Innovation cycles, the time from concept to manufacturing to delivery of products, are becoming ever shorter; the number of customized products is increasing (in the end, quantity = 1); and outstanding service and quality, as well as a low price are all taken for granted by the customer; and this with ever-increasing requirements with respect to compliance, certificates, environment, Corporate Social Responsibility, and more.
IT companies promise solutions for everything. A few years ago, MES was the cure-all. At least since 2013, the focus has been on Industry 4.0, and self-appointed experts drone on about the commonplace, cite texts from the literature, and their only recommendation is to continue increasing IT investments in production and the number of consulting days, but this strategy generally only increases costs and does not achieve results. This creates mistrust and reservations about IT solutions for optimization of production, although with pragmatic use of existing solutions, significant improvements could be achieved.
Stefan Bratzel, Professor of Automotive Management in Bergisch Gladbach says with respect to the large number of recalled cars, that according to his research, in many places the manufacturers’ quality management systems would be adapted to new global product development and production processes.
And this is precisely where the problem lies: for what is frequently still overlooked is the absolutely necessary interlocking of production and quality.
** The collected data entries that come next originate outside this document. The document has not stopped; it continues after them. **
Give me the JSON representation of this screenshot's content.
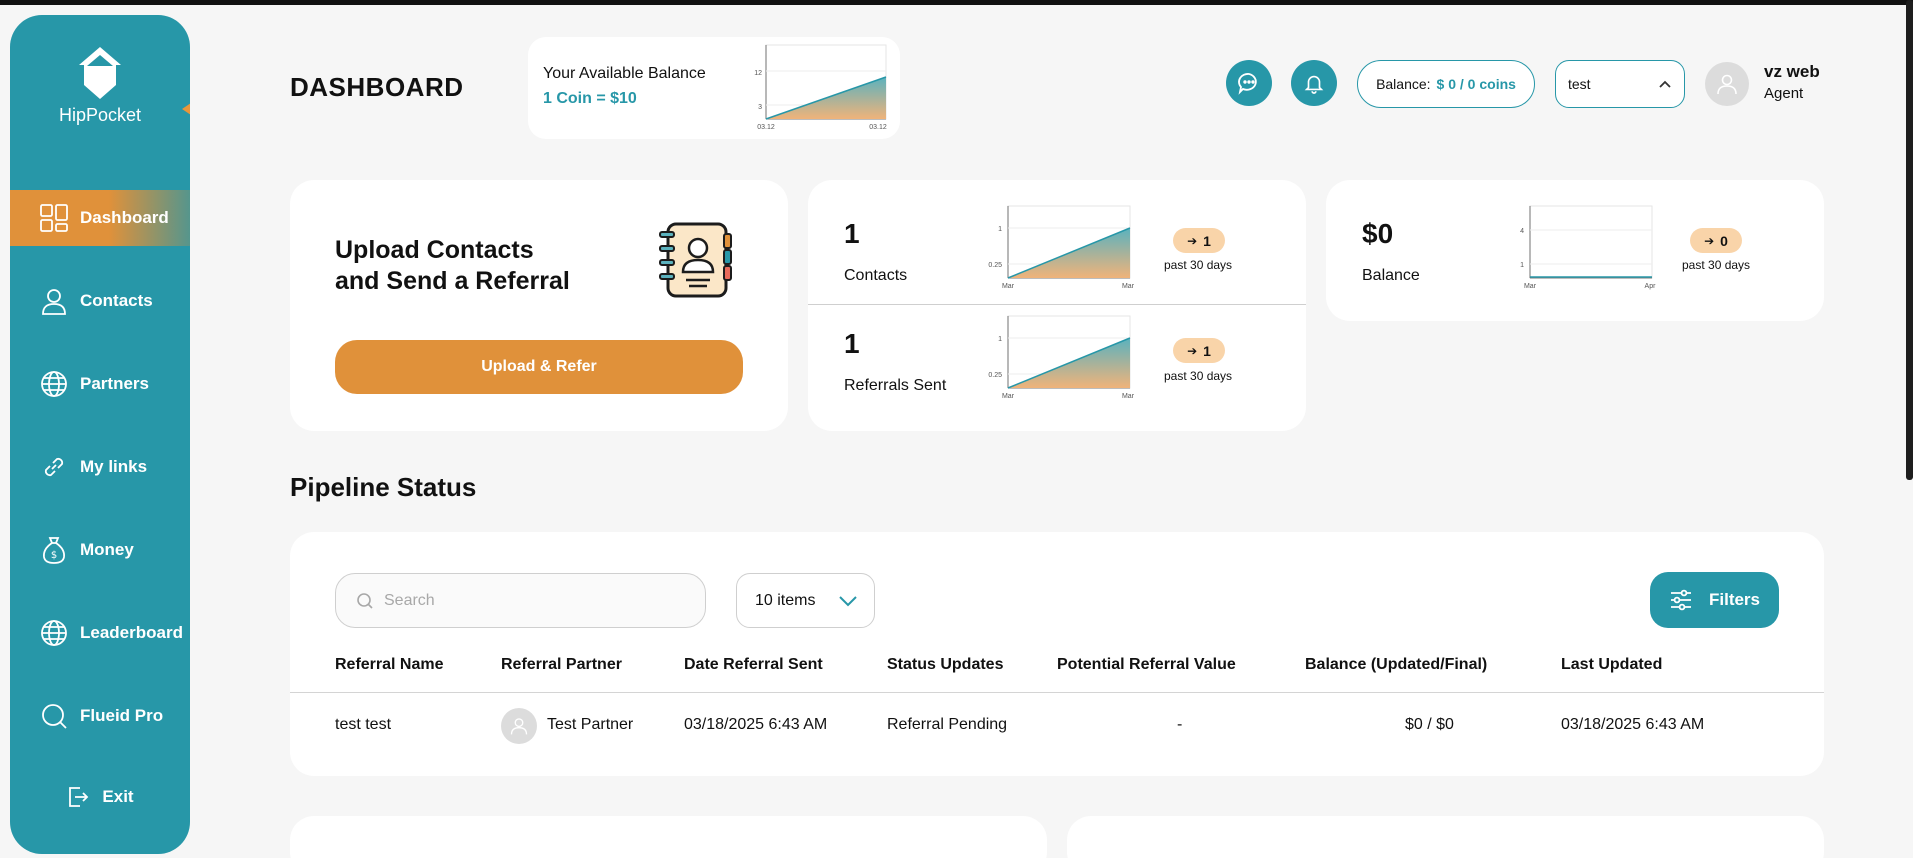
{
  "app": {
    "name": "HipPocket"
  },
  "sidebar": {
    "items": [
      {
        "label": "Dashboard",
        "icon": "dashboard-icon",
        "active": true
      },
      {
        "label": "Contacts",
        "icon": "user-icon"
      },
      {
        "label": "Partners",
        "icon": "globe-icon"
      },
      {
        "label": "My links",
        "icon": "link-icon"
      },
      {
        "label": "Money",
        "icon": "money-bag-icon"
      },
      {
        "label": "Leaderboard",
        "icon": "globe-icon"
      },
      {
        "label": "Flueid Pro",
        "icon": "search-icon"
      }
    ],
    "exit_label": "Exit"
  },
  "header": {
    "title": "DASHBOARD",
    "balance_card": {
      "title": "Your Available Balance",
      "rate": "1 Coin = $10",
      "chart": {
        "y_ticks": [
          "12",
          "3"
        ],
        "x_ticks": [
          "03.12",
          "03.12"
        ]
      }
    },
    "balance_pill": {
      "label": "Balance:",
      "value": "$ 0 / 0 coins"
    },
    "select": {
      "value": "test"
    },
    "user": {
      "name": "vz web",
      "role": "Agent"
    }
  },
  "cards": {
    "upload": {
      "title_line1": "Upload Contacts",
      "title_line2": "and Send a Referral",
      "button": "Upload & Refer"
    },
    "contacts": {
      "value": "1",
      "label": "Contacts",
      "trend": "1",
      "period": "past 30 days",
      "chart": {
        "y_ticks": [
          "1",
          "0.25"
        ],
        "x_ticks": [
          "Mar",
          "Mar"
        ]
      }
    },
    "referrals": {
      "value": "1",
      "label": "Referrals Sent",
      "trend": "1",
      "period": "past 30 days",
      "chart": {
        "y_ticks": [
          "1",
          "0.25"
        ],
        "x_ticks": [
          "Mar",
          "Mar"
        ]
      }
    },
    "balance": {
      "value": "$0",
      "label": "Balance",
      "trend": "0",
      "period": "past 30 days",
      "chart": {
        "y_ticks": [
          "4",
          "1"
        ],
        "x_ticks": [
          "Mar",
          "Apr"
        ]
      }
    }
  },
  "pipeline": {
    "title": "Pipeline Status",
    "search_placeholder": "Search",
    "items_select": "10 items",
    "filters_label": "Filters",
    "columns": [
      "Referral Name",
      "Referral Partner",
      "Date Referral Sent",
      "Status Updates",
      "Potential Referral Value",
      "Balance (Updated/Final)",
      "Last Updated"
    ],
    "rows": [
      {
        "name": "test test",
        "partner": "Test Partner",
        "date_sent": "03/18/2025 6:43 AM",
        "status": "Referral Pending",
        "value": "-",
        "balance": "$0 / $0",
        "updated": "03/18/2025 6:43 AM"
      }
    ]
  },
  "colors": {
    "accent": "#2797a8",
    "orange": "#e0913a",
    "badge": "#f9d4a9"
  }
}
An insulated coexistence of CAQ and MES systems necessarily causes a loss of efficiency, repeated defects, and it prevents learning from defects.
The companies’ task is therefore to do justice to these requirements, that is, defects may not even occur, production must be versatile, and for the worst-case scenario, in the end everything must be traceable. MES software must (if possible without programming) adjust to the user’s needs, employ existing standards and technologies, and ensure a sensible integration of existing and functioning systems so that the information that is created across the entire value-creation chain can be analyzed, aggregated, filtered, and distributed in beneficial fashion
Using an example from daily life, it becomes clear: Production must behave like a chef during the preparation of a good meal. You take the right ingredients and check whether they are fresh and OK. Then you follow a proven recipe, you make sure that nothing burns, you taste the dish, then plate it at the end. Similarly, you check the quality of the ingredients, control the production, monitor the process, and deliver the finished product to the customer. If you also pay attention to the sustainable and ecological origin of the ingredients, you not only fulfill environmental requirements, in addition you do justice to your Corporate Social Responsibility and the customer’s expectations. If the food tastes good in the end, then everything has worked perfectly.
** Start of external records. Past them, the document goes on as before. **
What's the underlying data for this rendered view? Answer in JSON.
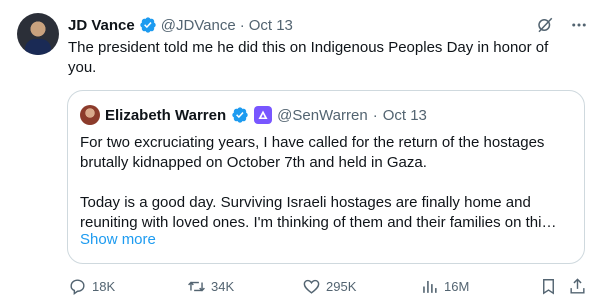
{
  "tweet": {
    "author_name": "JD Vance",
    "handle": "@JDVance",
    "separator": "·",
    "date": "Oct 13",
    "text_line1": "The president told me he did this on Indigenous Peoples Day in honor of",
    "text_line2": "you."
  },
  "quote": {
    "author_name": "Elizabeth Warren",
    "handle": "@SenWarren",
    "separator": "·",
    "date": "Oct 13",
    "lines": [
      "For two excruciating years, I have called for the return of the hostages",
      "brutally kidnapped on October 7th and held in Gaza.",
      "Today is a good day. Surviving Israeli hostages are finally home and",
      "reuniting with loved ones. I'm thinking of them and their families on thi…"
    ],
    "show_more": "Show more"
  },
  "actions": {
    "replies": "18K",
    "reposts": "34K",
    "likes": "295K",
    "views": "16M"
  },
  "icons": {
    "verified": "verified-badge-icon",
    "grok": "grok-icon",
    "more": "more-icon",
    "government_badge": "government-badge-icon",
    "reply": "reply-icon",
    "repost": "repost-icon",
    "like": "like-icon",
    "views": "views-icon",
    "bookmark": "bookmark-icon",
    "share": "share-icon"
  },
  "colors": {
    "verified": "#1d9bf0",
    "link": "#1d9bf0",
    "muted": "#536471",
    "border": "#cfd9de",
    "badge": "#7856ff"
  }
}
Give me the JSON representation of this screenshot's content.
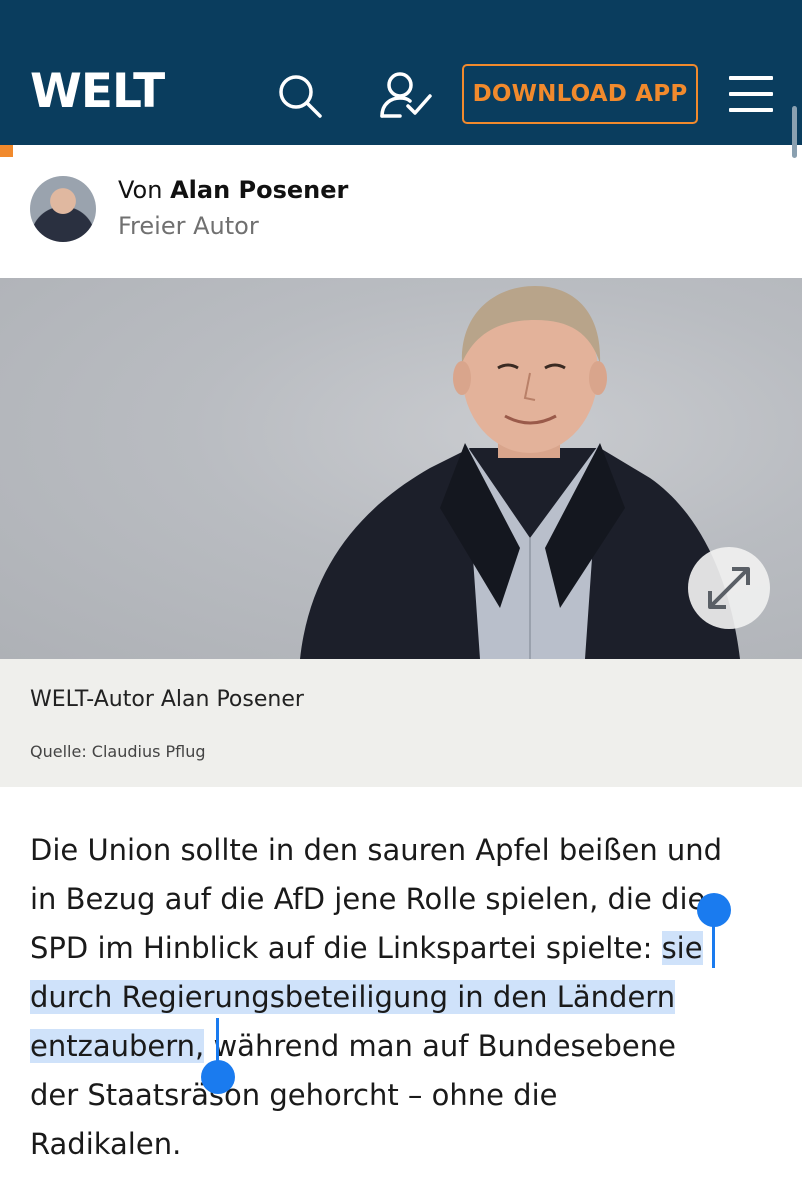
{
  "header": {
    "logo": "WELT",
    "download_label": "DOWNLOAD APP",
    "icons": [
      "search-icon",
      "user-check-icon",
      "menu-icon"
    ],
    "background": "#0a3d5e",
    "accent": "#f18a2d"
  },
  "author": {
    "prefix": "Von",
    "name": "Alan Posener",
    "role": "Freier Autor"
  },
  "image": {
    "caption": "WELT-Autor Alan Posener",
    "source": "Quelle: Claudius Pflug"
  },
  "article": {
    "line1": "Die Union sollte in den sauren Apfel beißen und",
    "line2": "in Bezug auf die AfD jene Rolle spielen, die die",
    "line3_plain": "SPD im Hinblick auf die Linkspartei spielte: ",
    "line3_sel": "sie",
    "line4_sel": "durch Regierungsbeteiligung in den Ländern",
    "line5_sel": "entzaubern,",
    "line5_plain": " während man auf Bundesebene",
    "line6": "der Staatsräson gehorcht – ohne die",
    "line7": "Radikalen."
  },
  "selection_color": "#cfe2fa",
  "handle_color": "#1a7bef"
}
In this example, the ability to change is absolutely necessary, for if a guest has special requests or cannot eat something, this must be taken into account individually during the preparation. If you transfer these thoughts to producing industry, you will see that all information from the various areas must be used.
If you transfer these thoughts to producing industry, you will see that all information from the various areas must be used
1. HUMAN AND ORGANIZATIONAL BARRIERS
Users on all levels, from workers to managers, must be empowered to make decisions. Everybody must have the feeling that he can influence and drive processes instead of being driven by them; this helps remove prejudices and reduce mistrust. Thanks to the constantly-increasing complexity, it is absolutely necessary that people are not flooded with too much and especially senseless information and that the IT systems used are intuitive and attuned to needs.
An incorporation of all additional organizational units such as IT and consulting as well as customers and suppliers paired with transparent communication and display of the upcoming tasks and goals makes implementation easier since sensitive topics such as IT security, transparency of the data, and efficiency must be considered and resolved.
2. INFORMATION DISTRIBUTION
Data is always being created in production and quality. The data must usually be available to the intelligent monitoring and analysis systems at the time it is created so that defects can be detected even before they arise and new, unknown defects can be revealed immediately. Specifications for the monitoring are required (which with consistent implementation were already defined in the FMEA) and connections must be known. A simple data collection in the spirit of “a lot helps a lot” is not constructive. To the contrary: the data to be recorded must be selected carefully and in any case you have to pose questions about benefits and the effects of changing the data.
If the data and the key figures and evaluations derived from it are available, then it is also relevant who must receive which information. The relevant information at the right time in the right place via the most suitable medium helps to have the necessary bases for decision-making in any case.
The technologies for collecting data and for simple data exchange are all on hand today. These are communication protocols, databases, and the quasi standards of various data formats. However there are also hurdles to overcome here:
- The necessary open IT architectures are not present everywhere. There are still countless IT systems that are isolated or for which nobody at the company knows how to access the data because the systems are hopelessly outdated, they were developed a long time ago by a student intern or they contain Excel macros that are protected with an unknown password.
- Not every IT supplier is ready to cooperate, which makes a sensible collection of data much more difficult. Sometimes, it is not even the reluctance to cooperate, but simply a completely excessive depiction of the complexity and thus the costs for an integration, which are gladly used to scare people off.
- However, Integration affects more than just the technology: Interaction and integration must take place between people, and this across temporal and spatial separation, across language barriers, and cultural and technological differences.